Here is what the data actually says.
The Numbers
- Agents and RAG are the two breakout areas. RAG is up 340% year over year, with agents right behind it.
- Inference is growing, but it sits in the middle of the pack - not out front the way people tend to assume.
- Training from scratch is very much alive. Up 32% month over month. The "nobody trains anymore" narrative is wrong.
- Nothing is cooling. Every category was up in the latest month, so the field is broadening, not narrowing.
Research Leads Shipping
arXiv activity moves about a month ahead of GitHub and Hugging Face across most categories. Papers appear, then repos and models follow. That lag is consistent and measurable.
The one exception is inference. What ships barely tracks the papers. Inference research is prolific, but the engineering reality of deploying fast inference lags further behind than in any other category.
How It Ran
All of this ran inside Bonacci Studio. The agent wrote the PySpark, ran it against the data, and rendered the charts and the read right in the dock - no notebook switching, no copy-pasting results between tools.
What This Means
The AI field is not consolidating around one thing. Agents and RAG are the current inflection points, but inference, fine-tuning, and full pre-training are all growing simultaneously.

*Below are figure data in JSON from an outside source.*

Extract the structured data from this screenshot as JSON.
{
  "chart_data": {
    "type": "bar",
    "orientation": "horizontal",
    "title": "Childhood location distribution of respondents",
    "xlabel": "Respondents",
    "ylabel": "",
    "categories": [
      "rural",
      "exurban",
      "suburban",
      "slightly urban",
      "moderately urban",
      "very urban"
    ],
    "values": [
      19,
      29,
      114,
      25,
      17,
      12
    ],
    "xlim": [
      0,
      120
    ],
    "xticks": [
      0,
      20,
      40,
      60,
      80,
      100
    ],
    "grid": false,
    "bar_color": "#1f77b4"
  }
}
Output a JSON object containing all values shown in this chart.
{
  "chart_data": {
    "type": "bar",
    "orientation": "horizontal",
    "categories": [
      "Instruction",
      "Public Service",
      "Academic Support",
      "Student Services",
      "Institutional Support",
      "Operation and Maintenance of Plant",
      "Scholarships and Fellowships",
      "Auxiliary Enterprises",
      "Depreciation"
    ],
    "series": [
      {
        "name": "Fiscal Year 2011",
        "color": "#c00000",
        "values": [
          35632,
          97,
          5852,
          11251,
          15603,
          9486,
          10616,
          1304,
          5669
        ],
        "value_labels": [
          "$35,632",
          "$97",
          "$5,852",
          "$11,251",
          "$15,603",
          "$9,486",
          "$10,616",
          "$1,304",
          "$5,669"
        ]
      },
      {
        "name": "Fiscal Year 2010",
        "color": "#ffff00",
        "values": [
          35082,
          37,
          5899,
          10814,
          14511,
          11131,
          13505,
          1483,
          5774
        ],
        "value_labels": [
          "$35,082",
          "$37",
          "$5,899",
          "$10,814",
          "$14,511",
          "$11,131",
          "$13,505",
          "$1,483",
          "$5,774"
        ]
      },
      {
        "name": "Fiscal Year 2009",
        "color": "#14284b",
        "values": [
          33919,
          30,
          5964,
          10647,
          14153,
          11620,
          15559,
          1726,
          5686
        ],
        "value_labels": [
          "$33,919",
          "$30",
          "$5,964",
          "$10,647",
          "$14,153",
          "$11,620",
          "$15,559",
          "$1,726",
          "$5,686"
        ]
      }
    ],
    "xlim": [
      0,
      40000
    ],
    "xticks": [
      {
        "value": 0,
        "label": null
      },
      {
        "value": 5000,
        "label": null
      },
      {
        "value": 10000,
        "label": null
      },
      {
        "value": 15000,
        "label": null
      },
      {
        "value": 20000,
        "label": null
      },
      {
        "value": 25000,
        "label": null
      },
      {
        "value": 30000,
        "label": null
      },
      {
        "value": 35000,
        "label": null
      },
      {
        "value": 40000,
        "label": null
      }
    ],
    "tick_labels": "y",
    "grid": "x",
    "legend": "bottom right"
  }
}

Anyone telling you the space is narrowing is reading a different dataset.
The research-to-shipping lag also matters practically. If arXiv is your leading indicator, you have roughly a month of runway to build around the ideas before the ecosystem catches up. Inference is the anomaly - papers there are not translating to shipped tooling at the same rate, which means the gap between what is possible and what is easy to deploy is wider than anywhere else.